As businesses are increasingly exploring and feeling anxious about the latest technology trends such as business digitisation, artificial intelligence, and blockchain, I am reminded of the famous work done by futurist Joel Barker in the early nineties. He elaborated on a few very important factors that influence business and our daily lives when paradigms shift. Simply put, a paradigm is a set of rules or patterns that shape the way we think about and do things. In most instances, businesses and even industries operate according to a set of paradigms prevailing at the time.

A few examples:

An old banking paradigm was that customers visited branches to do their banking, and the branch manager was a very important personal connection if you needed a loan, whereas a current paradigm is that you need a plastic card to effect payments or draw cash.

Another old paradigm was that you rented a movie from a video store around the corner, popped it into your VHS player, got your popcorn, and off you go.

A current paradigm, which is changing, is that you need to stay at a hotel when you travel.

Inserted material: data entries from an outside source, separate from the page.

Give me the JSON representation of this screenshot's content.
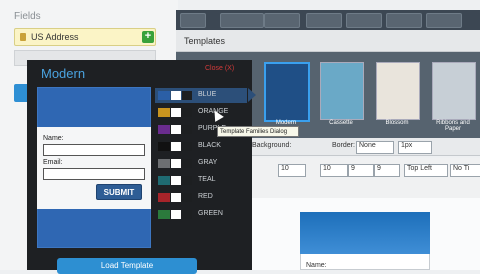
{
  "fields": {
    "title": "Fields",
    "items": [
      {
        "label": "US Address"
      }
    ]
  },
  "templates": {
    "header": "Templates",
    "thumbs": [
      {
        "label": "Modern",
        "selected": true
      },
      {
        "label": "Cassette"
      },
      {
        "label": "Blossom"
      },
      {
        "label": "Ribbons and Paper"
      }
    ]
  },
  "props": {
    "background_label": "Background:",
    "border_label": "Border:",
    "border_value": "None",
    "border_width": "1px",
    "size_a": "10",
    "size_b": "10",
    "size_c": "9",
    "size_d": "9",
    "align_value": "Top Left",
    "extra_value": "No Ti"
  },
  "dialog": {
    "title": "Modern",
    "close": "Close (X)",
    "form": {
      "name_label": "Name:",
      "email_label": "Email:",
      "submit": "SUBMIT"
    },
    "colors": [
      {
        "name": "BLUE",
        "c1": "#2b5fa6",
        "c2": "#ffffff",
        "c3": "#1d1f21",
        "selected": true
      },
      {
        "name": "ORANGE",
        "c1": "#c9941f",
        "c2": "#ffffff",
        "c3": "#1d1f21"
      },
      {
        "name": "PURPLE",
        "c1": "#6a2c8e",
        "c2": "#ffffff",
        "c3": "#1d1f21"
      },
      {
        "name": "BLACK",
        "c1": "#111111",
        "c2": "#ffffff",
        "c3": "#1d1f21"
      },
      {
        "name": "GRAY",
        "c1": "#6d6f72",
        "c2": "#ffffff",
        "c3": "#1d1f21"
      },
      {
        "name": "TEAL",
        "c1": "#1f6b72",
        "c2": "#ffffff",
        "c3": "#1d1f21"
      },
      {
        "name": "RED",
        "c1": "#a7242a",
        "c2": "#ffffff",
        "c3": "#1d1f21"
      },
      {
        "name": "GREEN",
        "c1": "#2b7a3c",
        "c2": "#ffffff",
        "c3": "#1d1f21"
      }
    ],
    "load_button": "Load Template"
  },
  "tooltip": "Template Families Dialog",
  "canvas": {
    "name_label": "Name:"
  }
}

A number of interesting points that Joel Barker mentioned are still very true. The first being that when a paradigm shifts, everyone goes back to zero. One famous example here is the collapse of the video rental industry. Another is that paradigm shifts are very often introduced by outsiders and currently we are experiencing how concepts such crowd sourcing (non-banks) are changing lending paradigms. Cryptocurrencies were not introduced by central governments, and may yet change the payments paradigm forever.

Coming back to the world of business digitisation – in their book “Digital to the Core,” Gartner mentions three factors that can lead to a paradigm tipping point, i.e. when a number of factors coincide at a point in time that facilitates a business model change. These are technology, culture, and regulation. Technology enables new business models, e.g. the internet enables online stores, mobile networks create global instant connectivity, and artificial intelligence will change the nature of human professions and labour.

Culture shifts the consumer’s mind-set to interact with providers differently. Online shopping is a very clear example, in some first world cultures this is now common practice, whereas some developing economies are still getting to grips with the concept.

Finally, regulatory shifts remove legislative roadblocks and enable new business practices. As an example, when import regulations change, it can fundamentally enable or destroy industries.

The point we are making here is that every organisation must constantly review their own paradigms, and work hard to make the shifts before someone else makes it for them. It takes courage and leadership but the result can be either prosperity or a long recovery journey.

From a technology and approach perspective, we need to invest in flexible architectures and agile methodologies. We must experiment, fail fast, learn from our mistakes and restart the cycle. Lessons should be learned from other industries, considering that today’s global consumers are exposed to multiple industries instantaneously, and are not only comparing the products and services they buy, but also the user experience.

Joel Barker importantly states that ‘the role of leadership is to find, recognise, and secure the future.’ I am dedicated to this pursuit.